How to reproduce - here is my mapping :
PUT /movies
{
"settings": {
"analysis": {
"filter": {
"true_false_filter": {
"type": "keep",
"keep_words": [
"true",
"false"
]
},
"french_elision": {
"type": "elision",
"articles_case": false,
"articles": [
"puisqu"
]
},
"french_stemmer": {
"type": "stemmer",
"language": "light_french"
},
"organic-dictionary": {
"type": "synonym",
"expand": true,
"lenient": true,
"synonyms": [
"non bio"
]
},
"french_stop_filter": {
"type": "stop",
"ignore_case": true,
"stopwords": "_french_"
}
},
"analyzer": {
"lowercase_stop_analyzer": {
"tokenizer": "lowercase",
"filter": [
"french_stop_filter"
]
},
"lowercase_asciifolding": {
"type": "custom",
"tokenizer": "standard",
"filter": [
"asciifolding",
"lowercase"
]
},
"french_analyzer_custom": {
"type": "custom",
"tokenizer": "standard",
"filter": [
"asciifolding",
"lowercase",
"french_elision",
"french_stemmer"
]
},
"custom_organic_analyzer": {
"type": "custom",
"tokenizer": "standard",
"filter": [
"asciifolding",
"lowercase",
"french_elision",
"organic-dictionary",
"true_false_filter",
"unique"
]
}
}
}
},
"mappings": {
"properties": {
"attr": {
"type": "text",
"analyzer": "french_analyzer_custom"
},
"brand_name": {
"type": "keyword"
},
"brand_name_suggest": {
"type": "completion",
"analyzer": "lowercase_stop_analyzer",
"search_analyzer": "lowercase_asciifolding",
"preserve_separators": false,
"preserve_position_increments": false,
"max_input_length": 50
}
}
}
}
Then I put a document in the index:
POST /movies/_doc/1001
{
"brand_name": "A LE MOUTON HUILE D'OLIVE",
"brand_name_suggest": [
"A LE MOUTON HUILE D'OLIVE"
]
}
Then my search :
GET movies/_search
{
"explain": true,
"suggest": {
"completer": {
"text": "amo",
"completion": {
"field": "brand_name_suggest",
"size": 20,
"skip_duplicates": true
}
}
}
}
My issue : why is this document found while searching for "amo"?
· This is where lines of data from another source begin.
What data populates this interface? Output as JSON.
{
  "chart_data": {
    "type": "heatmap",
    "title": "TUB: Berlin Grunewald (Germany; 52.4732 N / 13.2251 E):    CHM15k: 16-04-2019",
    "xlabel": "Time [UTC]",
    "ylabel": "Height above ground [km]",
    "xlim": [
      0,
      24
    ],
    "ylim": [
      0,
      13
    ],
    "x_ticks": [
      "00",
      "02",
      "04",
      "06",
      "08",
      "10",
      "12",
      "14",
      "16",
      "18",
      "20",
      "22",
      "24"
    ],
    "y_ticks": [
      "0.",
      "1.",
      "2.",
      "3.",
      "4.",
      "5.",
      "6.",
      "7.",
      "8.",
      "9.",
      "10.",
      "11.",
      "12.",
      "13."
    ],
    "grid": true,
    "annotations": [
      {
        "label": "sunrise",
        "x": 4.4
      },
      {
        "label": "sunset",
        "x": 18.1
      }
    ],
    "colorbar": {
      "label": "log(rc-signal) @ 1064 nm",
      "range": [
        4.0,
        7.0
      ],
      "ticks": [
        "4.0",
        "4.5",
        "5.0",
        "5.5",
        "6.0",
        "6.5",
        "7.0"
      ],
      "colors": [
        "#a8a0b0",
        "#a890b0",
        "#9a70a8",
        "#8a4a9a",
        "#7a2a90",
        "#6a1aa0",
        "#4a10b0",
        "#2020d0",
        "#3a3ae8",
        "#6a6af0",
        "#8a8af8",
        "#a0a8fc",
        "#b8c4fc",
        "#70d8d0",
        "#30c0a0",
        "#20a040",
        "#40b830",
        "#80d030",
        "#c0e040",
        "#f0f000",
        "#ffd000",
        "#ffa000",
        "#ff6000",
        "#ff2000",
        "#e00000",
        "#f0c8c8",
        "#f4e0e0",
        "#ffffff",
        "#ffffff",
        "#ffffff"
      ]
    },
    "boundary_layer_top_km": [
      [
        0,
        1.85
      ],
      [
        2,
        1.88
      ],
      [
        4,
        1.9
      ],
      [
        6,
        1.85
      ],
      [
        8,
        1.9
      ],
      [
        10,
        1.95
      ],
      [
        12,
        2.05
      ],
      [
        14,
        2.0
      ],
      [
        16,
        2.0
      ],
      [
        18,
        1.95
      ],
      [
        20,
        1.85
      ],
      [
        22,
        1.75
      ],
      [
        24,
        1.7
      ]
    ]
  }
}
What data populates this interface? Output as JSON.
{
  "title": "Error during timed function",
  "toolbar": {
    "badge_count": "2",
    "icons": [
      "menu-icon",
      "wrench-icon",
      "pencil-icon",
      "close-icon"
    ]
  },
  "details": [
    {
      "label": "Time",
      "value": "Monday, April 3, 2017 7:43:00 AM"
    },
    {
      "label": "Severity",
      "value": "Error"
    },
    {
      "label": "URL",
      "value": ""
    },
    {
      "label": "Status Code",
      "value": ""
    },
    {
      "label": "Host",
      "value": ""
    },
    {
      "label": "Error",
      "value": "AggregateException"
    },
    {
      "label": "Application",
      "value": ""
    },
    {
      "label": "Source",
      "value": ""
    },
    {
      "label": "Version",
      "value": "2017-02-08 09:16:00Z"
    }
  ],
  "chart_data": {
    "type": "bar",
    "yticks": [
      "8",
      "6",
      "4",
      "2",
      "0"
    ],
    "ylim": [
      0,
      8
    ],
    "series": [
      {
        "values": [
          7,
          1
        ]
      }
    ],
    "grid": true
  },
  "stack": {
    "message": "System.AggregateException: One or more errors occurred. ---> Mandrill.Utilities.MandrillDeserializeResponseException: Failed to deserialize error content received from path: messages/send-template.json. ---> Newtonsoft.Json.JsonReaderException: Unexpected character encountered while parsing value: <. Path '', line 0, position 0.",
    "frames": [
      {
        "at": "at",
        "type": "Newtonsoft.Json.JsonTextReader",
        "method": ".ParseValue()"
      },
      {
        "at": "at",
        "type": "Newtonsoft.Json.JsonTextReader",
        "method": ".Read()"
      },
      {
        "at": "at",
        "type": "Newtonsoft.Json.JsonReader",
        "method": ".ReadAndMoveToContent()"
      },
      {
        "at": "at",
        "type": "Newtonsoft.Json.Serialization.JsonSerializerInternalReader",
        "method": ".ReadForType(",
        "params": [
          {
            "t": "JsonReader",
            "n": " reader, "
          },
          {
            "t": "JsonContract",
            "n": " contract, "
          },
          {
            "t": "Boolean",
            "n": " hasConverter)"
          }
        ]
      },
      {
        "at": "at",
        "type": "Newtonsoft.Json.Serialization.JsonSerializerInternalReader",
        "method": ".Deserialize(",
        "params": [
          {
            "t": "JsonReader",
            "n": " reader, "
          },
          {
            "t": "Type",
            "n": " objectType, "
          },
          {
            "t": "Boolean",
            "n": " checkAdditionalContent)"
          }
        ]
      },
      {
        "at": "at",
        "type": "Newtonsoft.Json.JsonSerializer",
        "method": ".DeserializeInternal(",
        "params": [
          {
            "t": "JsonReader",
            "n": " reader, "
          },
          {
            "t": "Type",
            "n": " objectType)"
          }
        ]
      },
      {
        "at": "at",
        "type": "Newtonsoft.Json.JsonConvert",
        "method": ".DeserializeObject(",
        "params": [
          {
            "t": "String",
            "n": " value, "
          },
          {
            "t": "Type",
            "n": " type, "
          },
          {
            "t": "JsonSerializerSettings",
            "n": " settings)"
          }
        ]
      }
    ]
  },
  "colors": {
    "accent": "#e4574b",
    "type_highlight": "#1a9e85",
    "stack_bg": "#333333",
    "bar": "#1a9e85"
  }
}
And how to prevent it to be returned ?
Thanks in advance
Since the brand_name_suggest
uses the lowercase_stop_analyzer
which removes French stop words, A LE MOUTON HUILE D'OLIVE
would be analyzed as a, mouton, huile, olive
, i.e. LE
is getting removed.
So at search time, when you type amo
, it matches the first two tokens, hence why you're getting this document. If you want to prevent this, you need to remove the french_stop_filter
from your index-time analyzer.
Besides another issue that might come to bug you later is that your search analyzer lowercase_asciifolding
does asciifolding but your index-time analyzer doesn't, so if you index words with accent, you might not find them at search time either.